If he still could. Jev liked to think he could handle himself against the old man these days.
“As he should.”
More head nods.
“We insist that your suspicious companion leave.” The man slurred the word suspicious. Neither he nor hi
s buddies appeared sober.
“We’ll all leave if that’ll make your evening more comfortable.” Jev pulled out his purse and dropped a few coins on the table.
His self-appointed harasser seemed surprised, as if he’d been readying himself to spout more threats.
“Why don’t you sit down, friend?” Jev offered as Cutter folded his map and returned it to his pack.
“You think I’m afraid of you because you’re zyndar?” the man snarled. “World’s changing. People got used to not bowing so much during the war, when there weren’t so many zyndar in the streets. Zyndaring.”
“I imagine.” Jev continued to block the man as Cutter and Lornysh slid out of their seats and headed for the door.
Lornysh kept his hood up. Jev didn’t see how the hatchet man could have seen his ears and known for certain he was an elf. Unless it had become common knowledge that Jev was roaming the city with an elf and a dwarf. If so, as much as he hated to contemplate it, it might be better for his friends if he parted ways with them. At least for a time.
The man’s fingers twitched toward his hatchet as Lornysh walked out the door, his cloaked back to them. Maybe he wouldn’t have attacked, and maybe Lornysh would have sensed an attack coming even if he did, but Jev didn’t take the chance.
He stepped forward, his hand darting for the man’s forearm. His foe tried to jerk it back, but Jev was faster. He clamped down, keeping the man’s fingers from touching the hatchet.
“Don’t do anything foolish,” Jev murmured, glaring into his eyes for a second before sharing the glare with the man’s companions.
“We’re not the foolish ones here.
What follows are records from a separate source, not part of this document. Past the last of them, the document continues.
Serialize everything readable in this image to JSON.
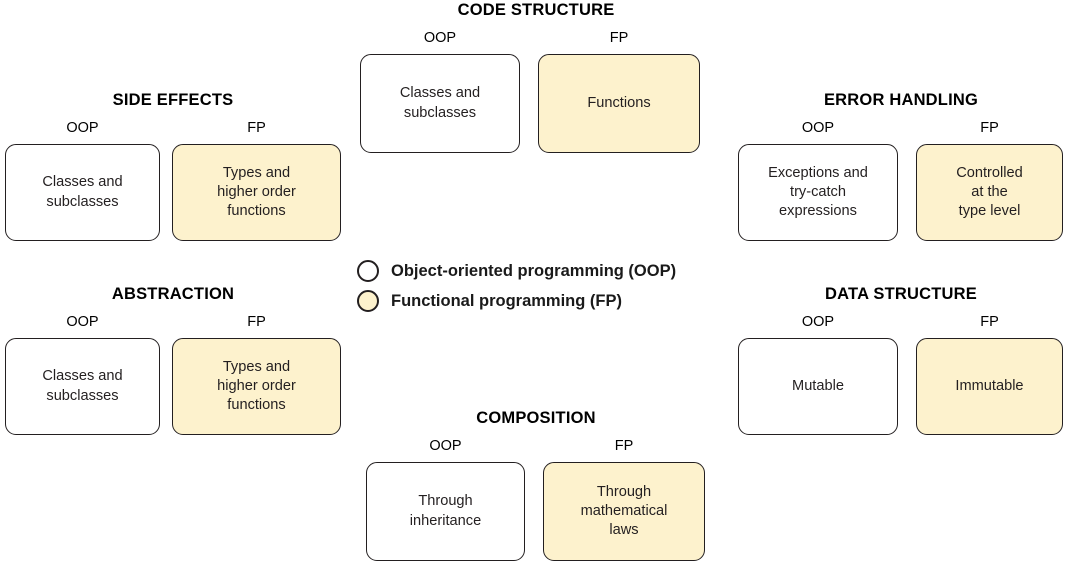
{
  "diagram": {
    "column_labels": {
      "oop": "OOP",
      "fp": "FP"
    },
    "legend": {
      "oop": {
        "label": "Object-oriented programming (OOP)",
        "color": "#ffffff"
      },
      "fp": {
        "label": "Functional programming (FP)",
        "color": "#fdf2cd"
      }
    },
    "sections": {
      "code_structure": {
        "title": "CODE STRUCTURE",
        "oop_label": "OOP",
        "fp_label": "FP",
        "oop_text": "Classes and\nsubclasses",
        "fp_text": "Functions"
      },
      "side_effects": {
        "title": "SIDE EFFECTS",
        "oop_label": "OOP",
        "fp_label": "FP",
        "oop_text": "Classes and\nsubclasses",
        "fp_text": "Types and\nhigher order\nfunctions"
      },
      "error_handling": {
        "title": "ERROR HANDLING",
        "oop_label": "OOP",
        "fp_label": "FP",
        "oop_text": "Exceptions and\ntry-catch\nexpressions",
        "fp_text": "Controlled\nat the\ntype level"
      },
      "abstraction": {
        "title": "ABSTRACTION",
        "oop_label": "OOP",
        "fp_label": "FP",
        "oop_text": "Classes and\nsubclasses",
        "fp_text": "Types and\nhigher order\nfunctions"
      },
      "data_structure": {
        "title": "DATA STRUCTURE",
        "oop_label": "OOP",
        "fp_label": "FP",
        "oop_text": "Mutable",
        "fp_text": "Immutable"
      },
      "composition": {
        "title": "COMPOSITION",
        "oop_label": "OOP",
        "fp_label": "FP",
        "oop_text": "Through\ninheritance",
        "fp_text": "Through\nmathematical\nlaws"
      }
    }
  }
}
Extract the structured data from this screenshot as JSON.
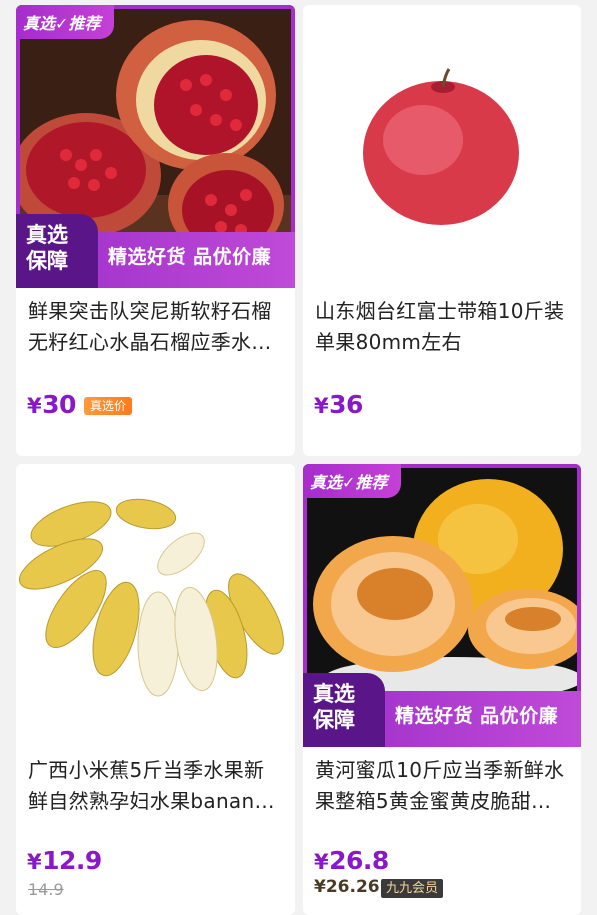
{
  "products": [
    {
      "title": "鲜果突击队突尼斯软籽石榴无籽红心水晶石榴应季水…",
      "currency": "¥",
      "price": "30",
      "price_tag": "真选价",
      "promo_top": "真选✓推荐",
      "promo_badge": "真选保障",
      "promo_slogan": "精选好货 品优价廉"
    },
    {
      "title": "山东烟台红富士带箱10斤装单果80mm左右",
      "currency": "¥",
      "price": "36"
    },
    {
      "title": "广西小米蕉5斤当季水果新鲜自然熟孕妇水果banan…",
      "currency": "¥",
      "price": "12.9",
      "original_price": "14.9"
    },
    {
      "title": "黄河蜜瓜10斤应当季新鲜水果整箱5黄金蜜黄皮脆甜…",
      "currency": "¥",
      "price": "26.8",
      "member_price": "¥26.26",
      "member_label": "九九会员",
      "promo_top": "真选✓推荐",
      "promo_badge": "真选保障",
      "promo_slogan": "精选好货 品优价廉"
    }
  ],
  "colors": {
    "price": "#8a17c9",
    "promo": "#a62ccc",
    "tag": "#ff8a2a"
  }
}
We’re not drinking with an elf.”
“He didn’t drink,” Jev said, then promptly gave himself a mental kick for admitting what they could have only suspected.
The man growled and tried to pull his arm away. Since Cutter and Lornysh had left, shutting the double doors behind them, Jev let go. He issued another baleful glare to the table, for all the good it did with drunk men, and strode toward the exit.
A thud came from beyond the doors, followed by a crash.